L'Œuvre

L'Œuvre (paragraphe n°87)

Chapitre I

Il s'était courbé sur son dessin, il ne lui jetait plus que ces clairs regards du peintre, pour qui la femme a disparu, et qui ne voit que le modèle. D'abord, elle était redevenue rose, la sensation de son bras nu, de ce peu d'elle-même qu'elle aurait montré ingénument dans un bal, l'emplissait là de confusion. Puis, ce garçon lui parut si raisonnable, qu'elle se tranquillisa, les joues refroidies, la bouche détendue en un vague sourire de confiance. Et, entre ses paupières demi-closes, elle l'étudiait à son tour.
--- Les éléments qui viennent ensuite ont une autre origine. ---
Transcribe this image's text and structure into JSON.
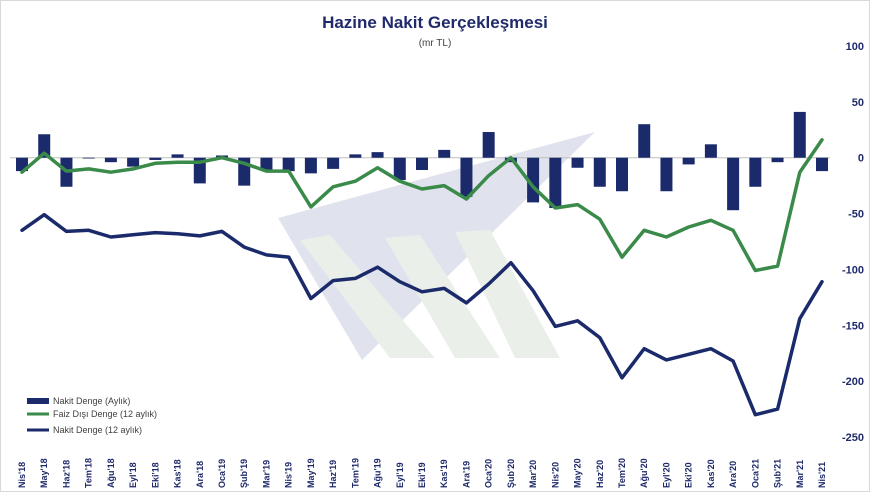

Comme il l'avait terrifiée depuis la veille, avec sa forte barbe, sa grosse tête, ses gestes emportés ! Il n'était pas laid pourtant, elle découvrait au fond de ses yeux bruns une grande tendresse, tandis que son nez la surprenait, lui aussi, un nez délicat de femme, perdu dans les poils hérissés des lèvres. Un petit tremblement d'inquiétudenerveuse le secouait, une continuelle passion qui semblait faire vivre le crayon au bout de ses doigts minces, et dont elle était très touchée, sans savoir pourquoi. Ce ne pouvait être un méchant, il ne devait avoir que la brutalité des timides. Tout cela, elle ne l'analysait pas très bien, mais elle le sentait, elle se mettait à l'aise, comme chez un ami.